Francesco Lappano, performer e coreografo poliedrico, racconta la sua vita in scena e il nuovo libro Attimi Ritratti Silenzi, dove il corpo diventa poesia.
C’è chi divide la propria vita in capitoli; Francesco Lappano, invece, la divide in palcoscenici.
Un performer nel senso più pieno del termine, uno di quelli per cui l’arte non è solo un mestiere, ma una postura del corpo e dello sguardo. Prima ancora di essere autore, Lappano è stato – e continua a essere – un interprete totale: voce, danza, presenza scenica, parola. Un artista cresciuto dentro e fuori l’Italia, tra accademie prestigiose, palcoscenici importanti e un percorso di formazione che non si è mai davvero fermato.
La sua storia parte da lontano, con un’immersione piena nelle arti sceniche: teatro, musical, danza.
Nel 2012 vola in Finlandia, alla West Finland College – Performing Arts Academy, per un corso intensivo che gli segna lo sguardo. Due anni dopo, prosegue con il Training internazionale per attori diretto da Juan Carlos Corazza e con lo studio della recitazione cinematografica presso la Silvio D’Amico di Roma. Parallelamente, studia danza con alcuni tra i maestri più noti del panorama italiano e internazionale, diventando anche assistente di Roberta Fontana per due anni.
Il percorso di Lappano è di quelli che hanno il ritmo delle carriere vive, mai statiche:
assistente coreografo per Grand Hotel Chiambretti, coordinatore del festival La Primavera del Cinema Italiano, interprete in musical e produzioni come Aggiungi un posto a tavola, La febbre del sabato sera, Fame, Evita, Romeo e Giulietta, Il lago dei cigni.
Contemporaneamente, presenta eventi, firma direzioni artistiche, lavora in Francia, Austria, Finlandia, e continua a formarsi senza tregua, fino ad approdare anche davanti alla macchina da presa con il film Agathopedia di Raúl Ruiz.

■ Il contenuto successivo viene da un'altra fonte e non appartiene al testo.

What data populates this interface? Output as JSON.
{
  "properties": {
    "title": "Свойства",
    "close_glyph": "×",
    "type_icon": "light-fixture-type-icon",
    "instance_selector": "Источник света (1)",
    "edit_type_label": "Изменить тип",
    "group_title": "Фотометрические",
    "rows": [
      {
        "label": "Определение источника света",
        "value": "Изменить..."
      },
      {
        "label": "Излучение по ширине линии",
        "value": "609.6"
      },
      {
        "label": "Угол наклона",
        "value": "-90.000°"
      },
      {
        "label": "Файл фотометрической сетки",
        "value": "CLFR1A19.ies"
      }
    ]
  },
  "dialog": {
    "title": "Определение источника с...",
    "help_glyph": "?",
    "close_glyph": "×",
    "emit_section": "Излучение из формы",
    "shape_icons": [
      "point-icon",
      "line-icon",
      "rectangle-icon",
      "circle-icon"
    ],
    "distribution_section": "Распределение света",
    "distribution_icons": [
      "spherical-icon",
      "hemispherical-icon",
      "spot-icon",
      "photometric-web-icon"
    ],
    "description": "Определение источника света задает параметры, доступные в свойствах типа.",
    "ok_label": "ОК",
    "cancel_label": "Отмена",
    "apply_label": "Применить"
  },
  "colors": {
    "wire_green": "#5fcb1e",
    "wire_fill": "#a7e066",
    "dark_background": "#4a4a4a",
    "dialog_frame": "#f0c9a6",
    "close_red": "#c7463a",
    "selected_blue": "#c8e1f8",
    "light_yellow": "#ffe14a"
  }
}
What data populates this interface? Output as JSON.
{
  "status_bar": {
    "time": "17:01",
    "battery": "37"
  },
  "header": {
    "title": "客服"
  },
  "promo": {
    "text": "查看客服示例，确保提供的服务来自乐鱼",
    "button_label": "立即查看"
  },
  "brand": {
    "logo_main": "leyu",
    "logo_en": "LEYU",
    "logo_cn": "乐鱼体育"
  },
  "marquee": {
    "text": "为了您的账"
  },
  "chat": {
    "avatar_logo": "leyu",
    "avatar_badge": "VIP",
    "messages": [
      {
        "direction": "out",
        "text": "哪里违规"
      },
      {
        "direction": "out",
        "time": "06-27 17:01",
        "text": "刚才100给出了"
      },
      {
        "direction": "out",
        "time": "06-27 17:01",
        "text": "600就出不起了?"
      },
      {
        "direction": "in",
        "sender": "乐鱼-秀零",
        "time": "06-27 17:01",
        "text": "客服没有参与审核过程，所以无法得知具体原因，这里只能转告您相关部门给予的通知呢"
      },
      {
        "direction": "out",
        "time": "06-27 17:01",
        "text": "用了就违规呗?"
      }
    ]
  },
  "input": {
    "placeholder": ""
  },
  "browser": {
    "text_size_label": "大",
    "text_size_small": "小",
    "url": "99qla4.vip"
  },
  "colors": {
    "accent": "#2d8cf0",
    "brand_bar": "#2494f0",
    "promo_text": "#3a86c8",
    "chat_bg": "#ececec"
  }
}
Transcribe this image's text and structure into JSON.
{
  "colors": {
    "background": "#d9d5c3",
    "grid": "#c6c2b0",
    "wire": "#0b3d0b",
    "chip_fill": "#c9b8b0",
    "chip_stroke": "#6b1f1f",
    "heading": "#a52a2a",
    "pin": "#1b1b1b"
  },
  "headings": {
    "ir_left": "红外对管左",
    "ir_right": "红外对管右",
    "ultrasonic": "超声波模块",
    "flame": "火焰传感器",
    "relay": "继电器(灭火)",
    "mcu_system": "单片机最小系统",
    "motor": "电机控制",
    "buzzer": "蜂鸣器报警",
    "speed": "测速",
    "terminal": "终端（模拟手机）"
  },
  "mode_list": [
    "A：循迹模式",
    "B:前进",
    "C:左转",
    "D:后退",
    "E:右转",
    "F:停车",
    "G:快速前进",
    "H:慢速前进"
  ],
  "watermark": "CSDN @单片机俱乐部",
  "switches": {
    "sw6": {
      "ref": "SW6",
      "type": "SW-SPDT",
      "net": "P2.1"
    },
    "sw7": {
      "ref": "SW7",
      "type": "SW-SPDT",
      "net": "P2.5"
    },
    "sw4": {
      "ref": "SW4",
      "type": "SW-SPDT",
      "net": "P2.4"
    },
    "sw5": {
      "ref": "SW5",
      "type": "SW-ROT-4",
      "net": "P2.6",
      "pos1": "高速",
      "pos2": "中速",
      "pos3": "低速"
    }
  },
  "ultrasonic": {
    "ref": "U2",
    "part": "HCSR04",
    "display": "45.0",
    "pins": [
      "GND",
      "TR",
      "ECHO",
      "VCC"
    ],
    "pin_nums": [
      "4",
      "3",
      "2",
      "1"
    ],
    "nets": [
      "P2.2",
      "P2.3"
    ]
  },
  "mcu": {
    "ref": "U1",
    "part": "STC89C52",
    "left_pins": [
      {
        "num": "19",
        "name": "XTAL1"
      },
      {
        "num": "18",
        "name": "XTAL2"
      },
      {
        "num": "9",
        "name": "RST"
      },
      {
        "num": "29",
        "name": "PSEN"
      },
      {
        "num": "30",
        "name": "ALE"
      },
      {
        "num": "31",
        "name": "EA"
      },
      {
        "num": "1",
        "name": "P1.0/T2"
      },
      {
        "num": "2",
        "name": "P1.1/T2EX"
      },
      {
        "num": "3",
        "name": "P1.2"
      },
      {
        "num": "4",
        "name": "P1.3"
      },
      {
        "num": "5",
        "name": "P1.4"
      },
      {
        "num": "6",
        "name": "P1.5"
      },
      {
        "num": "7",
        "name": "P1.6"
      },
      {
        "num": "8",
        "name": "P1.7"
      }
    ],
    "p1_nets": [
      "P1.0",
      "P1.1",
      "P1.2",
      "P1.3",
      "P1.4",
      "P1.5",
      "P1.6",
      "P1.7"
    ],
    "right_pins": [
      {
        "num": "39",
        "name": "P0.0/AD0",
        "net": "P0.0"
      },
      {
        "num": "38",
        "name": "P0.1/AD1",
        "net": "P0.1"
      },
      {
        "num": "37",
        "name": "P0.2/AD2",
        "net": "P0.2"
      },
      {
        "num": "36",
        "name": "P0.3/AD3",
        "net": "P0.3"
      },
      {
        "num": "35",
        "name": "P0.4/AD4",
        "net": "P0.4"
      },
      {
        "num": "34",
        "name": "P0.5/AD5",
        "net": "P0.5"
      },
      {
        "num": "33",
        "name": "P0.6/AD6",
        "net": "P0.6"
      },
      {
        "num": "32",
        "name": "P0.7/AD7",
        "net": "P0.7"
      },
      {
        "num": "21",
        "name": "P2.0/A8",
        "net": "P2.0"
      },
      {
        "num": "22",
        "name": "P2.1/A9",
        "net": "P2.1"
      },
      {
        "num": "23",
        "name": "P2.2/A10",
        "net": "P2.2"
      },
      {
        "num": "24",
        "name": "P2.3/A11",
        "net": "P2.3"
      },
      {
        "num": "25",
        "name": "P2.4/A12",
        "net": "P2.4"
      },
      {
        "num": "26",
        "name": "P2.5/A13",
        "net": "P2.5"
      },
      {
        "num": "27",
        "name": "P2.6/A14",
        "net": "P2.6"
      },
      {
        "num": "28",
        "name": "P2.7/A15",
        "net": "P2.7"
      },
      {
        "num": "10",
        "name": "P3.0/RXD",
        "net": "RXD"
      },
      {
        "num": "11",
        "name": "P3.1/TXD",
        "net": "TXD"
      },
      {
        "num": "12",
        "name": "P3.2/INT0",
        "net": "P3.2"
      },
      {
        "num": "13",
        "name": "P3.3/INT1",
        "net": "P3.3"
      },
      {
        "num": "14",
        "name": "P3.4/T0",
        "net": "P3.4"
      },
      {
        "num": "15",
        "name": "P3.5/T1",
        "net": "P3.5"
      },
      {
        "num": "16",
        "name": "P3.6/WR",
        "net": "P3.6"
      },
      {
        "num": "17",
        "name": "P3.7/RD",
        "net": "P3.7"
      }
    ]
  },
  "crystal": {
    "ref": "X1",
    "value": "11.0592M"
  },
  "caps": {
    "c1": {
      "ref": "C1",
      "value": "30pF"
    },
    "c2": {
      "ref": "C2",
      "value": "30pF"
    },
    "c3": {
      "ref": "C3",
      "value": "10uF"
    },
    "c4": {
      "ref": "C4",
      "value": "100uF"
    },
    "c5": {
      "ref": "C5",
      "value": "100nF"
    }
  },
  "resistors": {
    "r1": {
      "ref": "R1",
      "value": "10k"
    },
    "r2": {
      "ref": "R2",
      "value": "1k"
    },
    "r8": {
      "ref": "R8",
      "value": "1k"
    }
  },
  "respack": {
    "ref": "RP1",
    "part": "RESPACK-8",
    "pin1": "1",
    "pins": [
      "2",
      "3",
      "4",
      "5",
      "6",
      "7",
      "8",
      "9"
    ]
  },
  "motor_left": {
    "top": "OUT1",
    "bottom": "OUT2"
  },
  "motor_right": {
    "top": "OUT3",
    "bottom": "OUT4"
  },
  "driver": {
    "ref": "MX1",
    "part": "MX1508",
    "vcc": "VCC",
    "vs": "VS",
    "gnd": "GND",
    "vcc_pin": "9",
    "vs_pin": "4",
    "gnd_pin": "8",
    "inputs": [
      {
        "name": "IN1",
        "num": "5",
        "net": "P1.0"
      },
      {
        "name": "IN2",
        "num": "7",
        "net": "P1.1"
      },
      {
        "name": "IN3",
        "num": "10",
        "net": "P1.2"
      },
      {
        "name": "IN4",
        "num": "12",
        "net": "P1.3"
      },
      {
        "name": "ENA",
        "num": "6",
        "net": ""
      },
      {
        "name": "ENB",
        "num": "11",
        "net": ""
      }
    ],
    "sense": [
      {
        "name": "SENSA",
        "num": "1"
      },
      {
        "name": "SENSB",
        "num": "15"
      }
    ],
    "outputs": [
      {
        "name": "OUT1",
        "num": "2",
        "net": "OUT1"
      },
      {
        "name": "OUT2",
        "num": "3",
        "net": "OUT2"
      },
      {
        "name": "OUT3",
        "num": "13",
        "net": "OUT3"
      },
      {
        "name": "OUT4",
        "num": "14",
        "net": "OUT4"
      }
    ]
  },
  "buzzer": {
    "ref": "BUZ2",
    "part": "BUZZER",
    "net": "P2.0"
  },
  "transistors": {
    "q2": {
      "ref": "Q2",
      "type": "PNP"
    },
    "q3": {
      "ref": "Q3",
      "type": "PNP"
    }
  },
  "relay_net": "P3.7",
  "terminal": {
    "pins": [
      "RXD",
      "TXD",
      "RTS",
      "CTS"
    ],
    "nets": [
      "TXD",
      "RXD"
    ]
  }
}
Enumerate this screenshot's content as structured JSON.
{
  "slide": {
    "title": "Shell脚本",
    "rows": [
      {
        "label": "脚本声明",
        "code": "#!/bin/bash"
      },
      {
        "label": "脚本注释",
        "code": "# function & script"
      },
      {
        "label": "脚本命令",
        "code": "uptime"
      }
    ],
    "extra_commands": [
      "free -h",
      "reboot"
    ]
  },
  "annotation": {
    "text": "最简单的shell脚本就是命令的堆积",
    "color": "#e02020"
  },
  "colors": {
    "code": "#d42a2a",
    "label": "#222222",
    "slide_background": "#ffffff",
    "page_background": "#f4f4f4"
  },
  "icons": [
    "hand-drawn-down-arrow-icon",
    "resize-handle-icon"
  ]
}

È un artista che si è fatto strada con la versatilità di chi conosce le proprie radici ma non smette mai di cambiare pelle. E, allo stesso tempo, con la consapevolezza di un autore che ha sempre custodito la scrittura come un luogo silenzioso e necessario, da cui tornare quando il palco si spegne.
Oggi, quella voce interiore torna con Attimi Ritratti Silenzi (Edizioni Clandestine), un libro che è tutt’altro che un “secondo lavoro”: è un ritorno alle origini, un’estensione naturale del suo modo di stare nel mondo.
Lappano lo definisce una sorta di prosimetro contemporaneo, un intreccio di prosa e poesia costruito come un mosaico di “attimi”, “ritratti” e “silenzi”. Un libro che nasce, letteralmente, da una dichiarazione d’intenti:
“Amo rotolarmi negli strati più bassi della vita. È lì che incontro lampi di verità.”
Ed è da qui che si sviluppa tutto: una narrazione che è corpo e voce, respiro e memoria, dove l’esperienza del performer si fonde con quella dello scrittore. Perché Lappano, prima ancora di scrivere, abita la parola.
I suoi testi nascono come gesti, come movimenti. Un modo di “tradurre in pagina” ciò che nella danza si esprime attraverso il corpo.
Le pagine del libro attraversano solitudine, fragilità, radici, mito, rinascita. Parlano di identità e smarrimento, ma anche di una forma ostinata di amore verso la vita e verso l’arte.
Non è un caso che l’opera sia accompagnata dalle illustrazioni di Luigia Granata ed Emiliano Martucci: parola e immagine si toccano, si rispondono, costruendo un’esperienza immersiva che rispecchia la natura stessa dell’autore.
In filigrana, si percepisce anche la sua Calabria, la terra che ritorna come un richiamo viscerale, come memoria e bussola emotiva.
Ed è forse questo il nucleo vero di Attimi Ritratti Silenzi: la capacità di raccontare ciò che resta quando tutto intorno si muove veloce, quando la realtà sembra chiedere solo efficienza e performance.
Un invito – personale e universale – a tornare a sentire.
Chi conosce Lappano sul palco ritroverà nel libro la sua energia, ma in una forma più intima: meno coreografica, più essenziale.
Una poesia che è anche corpo, una prosa che è anche gesto. Una dichiarazione d’amore verso l’umano, in tutte le sue contraddizioni.